Rozważanie z cyklu "Nim rozpocznie się niedziela" na XVIII niedzielę okresu zwykłego przygotował o. Oskar Maciaczyk OFM, duszpasterz akademicki.
W relacji z Bogiem łatwo pomylić role. To On jest Bogiem. Człowiekowi natomiast z dużą łatwością przychodzi określać, co jest dobre i co jest szczęściem. W historii świata nieraz tak było, że prawdę tworzyli ludzie i ustalali, czym jest prawdziwe szczęście. Zwykle kończyło się to tragicznie i wiązało się z ogromnym cierpieniem ludzi. Człowiek, rzecz jasna, pragnie być szczęśliwy i dlatego szuka i ociera się o wiele rzeczywistości, śniąc o zaspokojeniu swoich pragnień. Skąd wiemy, co jest dla nas dobre? Czy opieramy swoje decyzje jedynie o ludzkie pragnienia i żądze, czy może otwieramy się na Boga i na Jego pouczenia? Czy Bóg, który jest Miłością i Życiem, może swoim słowem prowadzić nas do cierpienia i zagłady? Czy Bóg jest kimś, kto miałby odebrać szczęście?

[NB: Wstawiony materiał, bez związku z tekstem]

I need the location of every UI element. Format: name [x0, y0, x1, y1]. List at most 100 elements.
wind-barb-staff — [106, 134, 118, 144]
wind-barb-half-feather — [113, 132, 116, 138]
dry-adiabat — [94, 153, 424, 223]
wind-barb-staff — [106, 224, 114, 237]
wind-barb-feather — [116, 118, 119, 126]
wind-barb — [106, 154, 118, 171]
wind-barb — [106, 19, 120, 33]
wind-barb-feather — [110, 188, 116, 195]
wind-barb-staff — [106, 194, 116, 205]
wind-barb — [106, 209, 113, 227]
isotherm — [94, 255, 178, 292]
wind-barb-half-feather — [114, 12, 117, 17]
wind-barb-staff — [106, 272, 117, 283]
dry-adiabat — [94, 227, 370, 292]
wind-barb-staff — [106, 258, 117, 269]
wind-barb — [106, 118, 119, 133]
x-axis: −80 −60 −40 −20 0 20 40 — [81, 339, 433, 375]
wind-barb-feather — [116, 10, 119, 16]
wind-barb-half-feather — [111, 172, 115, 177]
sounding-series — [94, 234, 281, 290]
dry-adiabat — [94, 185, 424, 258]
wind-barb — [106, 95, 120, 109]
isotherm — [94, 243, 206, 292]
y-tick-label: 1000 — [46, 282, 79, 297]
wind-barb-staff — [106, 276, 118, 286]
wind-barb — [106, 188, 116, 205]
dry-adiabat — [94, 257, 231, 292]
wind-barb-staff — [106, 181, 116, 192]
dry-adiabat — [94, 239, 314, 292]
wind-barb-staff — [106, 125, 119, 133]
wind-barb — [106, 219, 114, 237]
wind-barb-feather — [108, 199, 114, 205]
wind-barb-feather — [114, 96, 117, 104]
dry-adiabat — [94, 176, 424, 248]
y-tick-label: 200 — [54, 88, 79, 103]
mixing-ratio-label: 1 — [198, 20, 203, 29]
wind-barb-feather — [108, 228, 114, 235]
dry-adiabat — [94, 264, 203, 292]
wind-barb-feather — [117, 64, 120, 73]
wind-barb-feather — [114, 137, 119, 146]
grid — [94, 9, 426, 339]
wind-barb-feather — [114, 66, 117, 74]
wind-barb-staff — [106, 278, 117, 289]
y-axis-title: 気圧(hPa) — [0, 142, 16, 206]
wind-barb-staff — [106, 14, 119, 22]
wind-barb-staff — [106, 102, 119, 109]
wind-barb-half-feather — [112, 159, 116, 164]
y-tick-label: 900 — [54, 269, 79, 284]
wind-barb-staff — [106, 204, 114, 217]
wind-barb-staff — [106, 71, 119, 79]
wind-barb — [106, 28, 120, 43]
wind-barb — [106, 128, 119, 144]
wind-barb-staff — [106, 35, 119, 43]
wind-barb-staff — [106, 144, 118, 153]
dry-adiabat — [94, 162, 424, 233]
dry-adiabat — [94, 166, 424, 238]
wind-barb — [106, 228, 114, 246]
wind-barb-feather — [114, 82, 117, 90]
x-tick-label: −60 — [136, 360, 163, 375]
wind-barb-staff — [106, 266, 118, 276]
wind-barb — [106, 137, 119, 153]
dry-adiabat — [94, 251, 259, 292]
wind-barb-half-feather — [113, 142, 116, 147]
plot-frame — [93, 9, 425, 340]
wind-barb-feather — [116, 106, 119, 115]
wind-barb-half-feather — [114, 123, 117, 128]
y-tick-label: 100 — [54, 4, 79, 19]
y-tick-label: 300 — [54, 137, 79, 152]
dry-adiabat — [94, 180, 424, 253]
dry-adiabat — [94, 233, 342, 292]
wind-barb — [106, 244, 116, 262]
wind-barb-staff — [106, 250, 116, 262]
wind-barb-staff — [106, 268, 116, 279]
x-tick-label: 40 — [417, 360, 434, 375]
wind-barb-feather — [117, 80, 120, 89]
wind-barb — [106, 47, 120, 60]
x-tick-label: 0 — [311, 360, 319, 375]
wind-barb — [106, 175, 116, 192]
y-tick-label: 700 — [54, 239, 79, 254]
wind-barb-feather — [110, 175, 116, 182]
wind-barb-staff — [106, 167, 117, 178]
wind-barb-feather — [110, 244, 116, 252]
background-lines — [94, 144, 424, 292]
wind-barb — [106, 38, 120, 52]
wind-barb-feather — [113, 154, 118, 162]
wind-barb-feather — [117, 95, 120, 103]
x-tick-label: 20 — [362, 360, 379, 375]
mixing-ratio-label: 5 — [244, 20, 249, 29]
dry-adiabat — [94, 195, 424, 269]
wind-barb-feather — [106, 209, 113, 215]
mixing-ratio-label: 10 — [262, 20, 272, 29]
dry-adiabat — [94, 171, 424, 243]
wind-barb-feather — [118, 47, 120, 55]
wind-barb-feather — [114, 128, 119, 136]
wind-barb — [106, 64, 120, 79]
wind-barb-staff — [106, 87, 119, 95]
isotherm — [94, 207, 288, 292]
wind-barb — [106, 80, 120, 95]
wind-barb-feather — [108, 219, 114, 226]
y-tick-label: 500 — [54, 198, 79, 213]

Transmisja Mszy św. w XVIII niedzielę okresu zwykłego
Dzisiaj, w czasie niedzielnej liturgii eucharystycznej, słuchamy o ludziach, którzy szli za Jezusem, bo Ten dawał im chleba w obfitości. Byli najedzeni do syta, więc szli za Nim, będąc przekonanymi, że zawsze już tak będzie. Jezus natomiast daje im jasno do zrozumienia, że Syn Boży przyszedł na ziemię, żeby z zupełnie innego powodu być bardzo blisko ludzi. Nie przyszedł po to, żeby być jedynie gwarantem ziemskiego sukcesu, obfitości, witalności. Jezus Chrystus ma zaspokoić największy głód człowieka. Największym pragnieniem ludzi jest pragnienie życia - wiecznego życia w Miłości, Prawdzie, Szczęściu. Te słowa zostały tutaj napisane z wielkich liter, bo chodzi o Boga.
Zdaję sobie sprawę z tego, że w tym momencie ktoś może zaprzeczyć, mówiąc, że właściwie to nie czuje pragnienia wiecznego życia. Ktoś może myśli teraz o tym, ile jeszcze lat życia na ziemi zostało. Może dziesięć? Może dwadzieścia? I najważniejsze - ktoś powie - żeby jakoś dobić do tej śmierci, żyjąc godnie, bez bólu, bez cierpienia. Żeby było co zjeść i żeby było ciepłe łóżko w mroźne noce. Kogoś, kto bardzo cierpi w życiu doczesnym, perspektywa życia wiecznego może przerażać. Na własne uszy słyszałem: "Kilkadziesiąt lat dałem jakoś radę, ale wieczności to już chyba nie przeżyję". W tym jest właśnie sęk, że wieczności się nie przeżywa. Tylko życie, które ma początek i koniec, które ma granice, można przeżyć. W wieczności się żyje. Tam nie ma śmierci, bo tam grzech nie niszczy, tam grzech nie odrywa od prawdziwego szczęścia, tam nie ma rozgoryczenia i wyniszczania ocieraniem się o ułudę szczęścia. Tam nie ma ułudy. Tam jest prawda i prawdziwe szczęście.
W Ewangelii według św. Jana czytamy, że Jezus nadaje sobie samemu różne określenia. Przedstawia się nam jako: "światłość świata" (J 8,12; 9,5), "brama owiec" (J 10,7.9), "dobry pasterz" (J 10,11.14), "zmartwychwstanie i życie" (J 11,25), "droga, prawda i życie" (J 14,6), "woda życia" (J 4,10), a dziś mówi o sobie, że jest "chlebem życia" (J 6,35). Nie trzeba przecież uzasadniać, jak istotne są w życiu człowieka rzeczywistości z określeń w autoprezentacji Jezusa. W życiu człowieka niezastąpione są przecież woda, chleb i światło. Trudno jest żyć bez prawdy, słowa i drogi. Jezus, przedstawiając się, wypowiada tak naprawdę podstawowe ludzkie potrzeby. Jezus chce nam powiedzieć, że On jako Bóg jest najważniejszy w życiu człowieka. Jawi się jako ktoś, bez kogo nie da się żyć w pełni i szczęśliwie. Ciągle niezaspokojonymi potrzebami człowieka są: akceptacja, prawdziwa przyjaźń, kochanie i bycie kochanym. Człowiek jest tak skonstruowany przez Boga, że najlepiej rozwija się i żyje, kiedy tworzy liczne relacje. Kiedy tutaj, na ziemi, wydaje nam się, że w zaspokajaniu tych wszystkich potrzeb chodzi jedynie o nasze doczesne życie, to Jezus przypomina nam dzisiaj, że to wszystko to dopiero namiastka tego, co nas czeka. Ten nienasycony głód chleba, głód kochania i bycia kochanym zostanie zaspokojony w pełni w momencie stanięcia twarzą twarz z Bogiem. Już tu, na ziemi, Bóg przygotowuje nas do pełnego życia i daje nam w prezencie pragnienie i tęsknotę za życiem wiecznym.